The National Pork Producers Council (NPPC) joined the Ohio Pork Council and the Ohio Farm Bureau Federation in filing a friend-of-the-court brief in support of Ohio’s effort to reinstate a law that prohibits the importation and hunting of feral swine and wild boar and eliminates the practice of feeding swine garbage in the state.
The groups are asking the Ohio Supreme Court to take up a case involving a hunting business and reverse a state appellate court ruling against the Ohio law. The statute was approved by the Ohio legislature to protect the state’s residents, farmers and businesses from diseases and economic risks posed by feral swine and wild boar.
The lower court enjoined the law because it ruled it is unconstitutional under a “void-for-vagueness” doctrine and amounts to an unconstitutional taking from the hunting business.
In their brief, NPPC, Ohio Pork and the Ohio Farm Bureau argue that the feral swine law is not vague since it clearly outlaws possessing, hunting and feeding feral swine and wild boar.
“Alleged difficulties in complying with a law do not render [it] unconstitutionally vague,” they said. On the taking issue, the organizations argue that the remedy is not to enjoin the law but for the hunting business to seek compensation under the U.S. or Ohio constitution.
The groups are asking the Ohio Supreme Court to take up a case involving a hunting business and reverse a lower court ruling against the Ohio law. The statute was approved by the Ohio legislature to protect the state’s residents, farmers and businesses from diseases and economic risks posed by feral swine and wild boar.

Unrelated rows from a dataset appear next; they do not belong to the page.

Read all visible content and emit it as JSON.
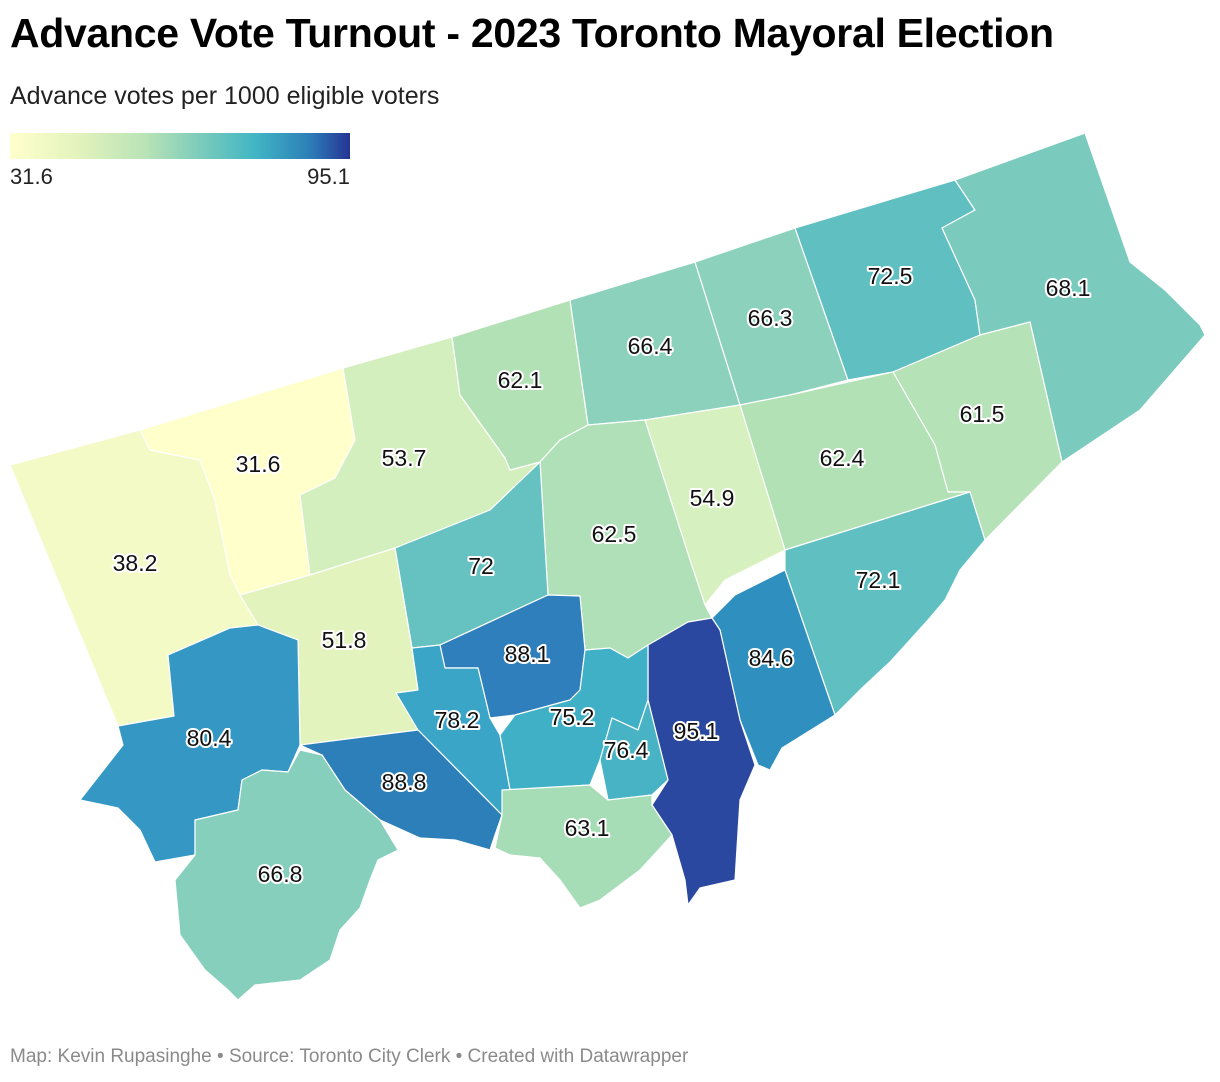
{
  "title": "Advance Vote Turnout - 2023 Toronto Mayoral Election",
  "subtitle": "Advance votes per 1000 eligible voters",
  "legend": {
    "min_label": "31.6",
    "max_label": "95.1",
    "colors": [
      "#ffffcc",
      "#e3f3bd",
      "#b8e3b6",
      "#7fcdbb",
      "#41b6c4",
      "#2c7fb8",
      "#253494"
    ]
  },
  "footer": "Map: Kevin Rupasinghe • Source: Toronto City Clerk • Created with Datawrapper",
  "map": {
    "regions": [
      {
        "id": "w01",
        "value": "38.2"
      },
      {
        "id": "w02",
        "value": "31.6"
      },
      {
        "id": "w03",
        "value": "53.7"
      },
      {
        "id": "w04",
        "value": "62.1"
      },
      {
        "id": "w05",
        "value": "66.4"
      },
      {
        "id": "w06",
        "value": "66.3"
      },
      {
        "id": "w07",
        "value": "72.5"
      },
      {
        "id": "w08",
        "value": "68.1"
      },
      {
        "id": "w09",
        "value": "61.5"
      },
      {
        "id": "w10",
        "value": "62.4"
      },
      {
        "id": "w11",
        "value": "54.9"
      },
      {
        "id": "w12",
        "value": "62.5"
      },
      {
        "id": "w13",
        "value": "72"
      },
      {
        "id": "w14",
        "value": "51.8"
      },
      {
        "id": "w15",
        "value": "72.1"
      },
      {
        "id": "w16",
        "value": "84.6"
      },
      {
        "id": "w17",
        "value": "95.1"
      },
      {
        "id": "w18",
        "value": "88.1"
      },
      {
        "id": "w19",
        "value": "75.2"
      },
      {
        "id": "w20",
        "value": "76.4"
      },
      {
        "id": "w21",
        "value": "78.2"
      },
      {
        "id": "w22",
        "value": "80.4"
      },
      {
        "id": "w23",
        "value": "88.8"
      },
      {
        "id": "w24",
        "value": "63.1"
      },
      {
        "id": "w25",
        "value": "66.8"
      }
    ]
  }
}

They also contend the lower court’s ruling “runs afoul of the State’s interest in enforcing duly enacted laws” and “creates a conflict amongst the [state’s] courts of appeals regarding whether an entire legislative enactment can be enjoined or only the actual statutes that became law can be enjoined.” Click here to read NPPC’s brief.
Why it Matters
Ohio’s feral swine law was intended to protect the state’s farmers and Ohio’s $3.5 billion pork industry from diseases carried by feral swine and wild boar. According to data from the U.S. Department of Agriculture, feral swine and wild boar cause an estimated $1.6 billion in annual agricultural losses in the United States. NPPC and the other groups pointed out that a recent outbreak in domestic pigs of pseudorabies originating in wild boar led to a partial halt of pork exports to Mexico.